Can the Rock and Roll Hall of Fame museum really teach you a thing or two about building an innovative culture? You bet. Read on.

In an article on Innovation Leader, Rock and Roll Hall of Fame CEO, Greg Harris, shared his thoughts on what innovation means to the nonprofit organization.

One notable insight that Harris mentioned was the Rock and Roll Hall of Fame’s adoption of the minimum viable product (MVP) approach to driving continuous improvement. If you’re not familiar, the MVP approach is when a new product is developed with limited features and functionality to test the waters and gather feedback. The final product is only fully developed if there’s sufficient evidence (e.g. large volume of new users) that further development is a good idea.

The great thing about utilizing MVPs is that the methodology can be applied to virtually anything…even a museum as Harris can attest to.

But there was something else that Harris shared in the article that brought up an important foundational element of building a culture of innovation, which happens to be high on the priority list of many companies – 86% of Planview IdeaPlace customers alone started innovation programs with the intention of using them to create innovative cultures.

Idea implementation and the impact on culture

At Planview IdeaPlace, we spend a lot of time examining what sets innovative companies apart from the rest. Luckily, many of these companies are already in the Planview IdeaPlace community, so it’s infinitely easier to get the inside scoop and see what these companies do differently.

Time and time again, we come back to one common characteristics that plays a significant role in a company’s ability to innovate: culture.
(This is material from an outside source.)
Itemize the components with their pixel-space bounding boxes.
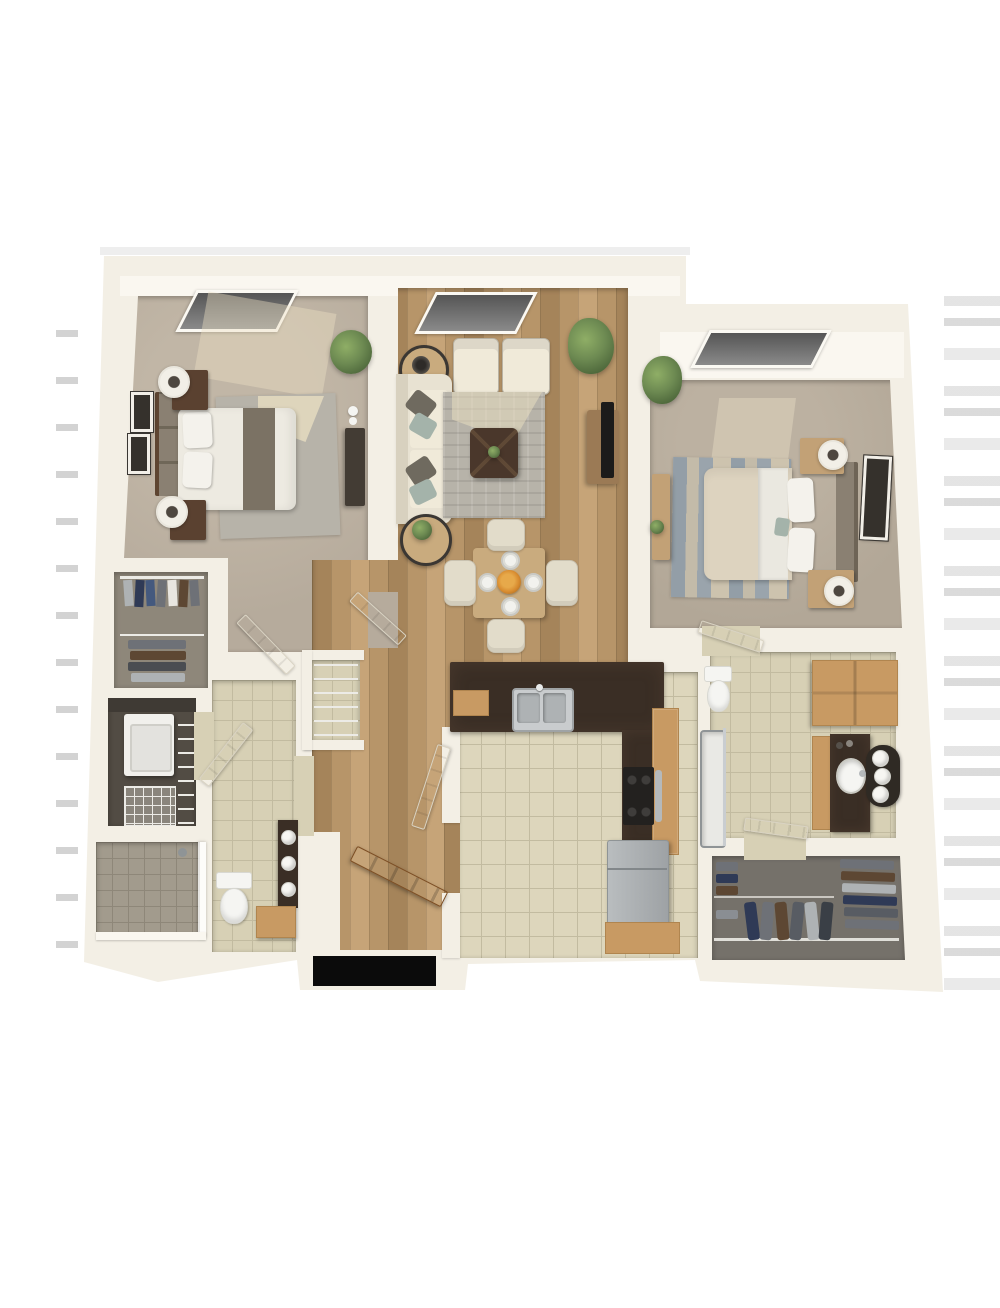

Build a successful innovation program

From Tesla to Google (Alphabet) to all the usual suspects we’ve come to associate with innovation, innovative companies have cultures that act and think differently.

Having said that, what lesson can you learn from the Rock and Roll Hall of Fame as it relates to building a culture of innovation?

Referring back to the Innovation Leader article, Harris shed light on a subtle differentiator that companies with the most innovative cultures have in common when he said:

“We’ve learned to not accept the status quo, and we always wonder if we can continuously improve in all areas. We started with increasing the volume of live music we offer in the museum and on our plaza.” He goes on to say, “After one summer of testing about 20 days of music, we doubled down and did 40. Now we’re up to 60. For all of our visitor tracking, we use NPS [Net Promoter Score]. As we see things have an impact, we increase them. We’ve had some really great wins, and that has set a framework for the staff to see that anything is possible.”

It’s the latter part of his statement that is so important. More specifically, the effect experimenting and implementing ideas had on the Rock and Roll Hall of Fame’s staff.

Seeing is believing. When employees see leadership challenging the status quo by implementing ideas and testing their viability, it gives them permission to do the same and the confidence to think outside the box. We’ve seen this impact employees first hand.

However, in order for innovation to truly be a key pillar in your company, idea implementation has to be an action that you follow through on.


Aside from the opportunity to impact your business, each idea that’s implemented helps you build credibility with employees. The more you show the willingness to implement new ideas, test, and refine them as you go, the more you signal to them that you won’t stand for the status quo.

If building a culture of innovation is on your company’s list of high priorities, start engaging your employee base and implementing ideas.

Final thoughts

Have you ever seen a herd of elephants? Each member of the herd follows the matriarch. Where she goes, they go too.

The same concept can be applied to the workplace: where leadership goes, employees follow.

If leadership is risk averse, employees will adopt this behavior and err on the side of caution, which can stagnate growth and creativity.

If leadership is challenging the status quo and implementing ideas, employees will adopt this same behavior, which leads to surfacing opportunities for growth.

Bottom line: innovative cultures are built on the latter, not the former.

The question is, which type of culture do you want?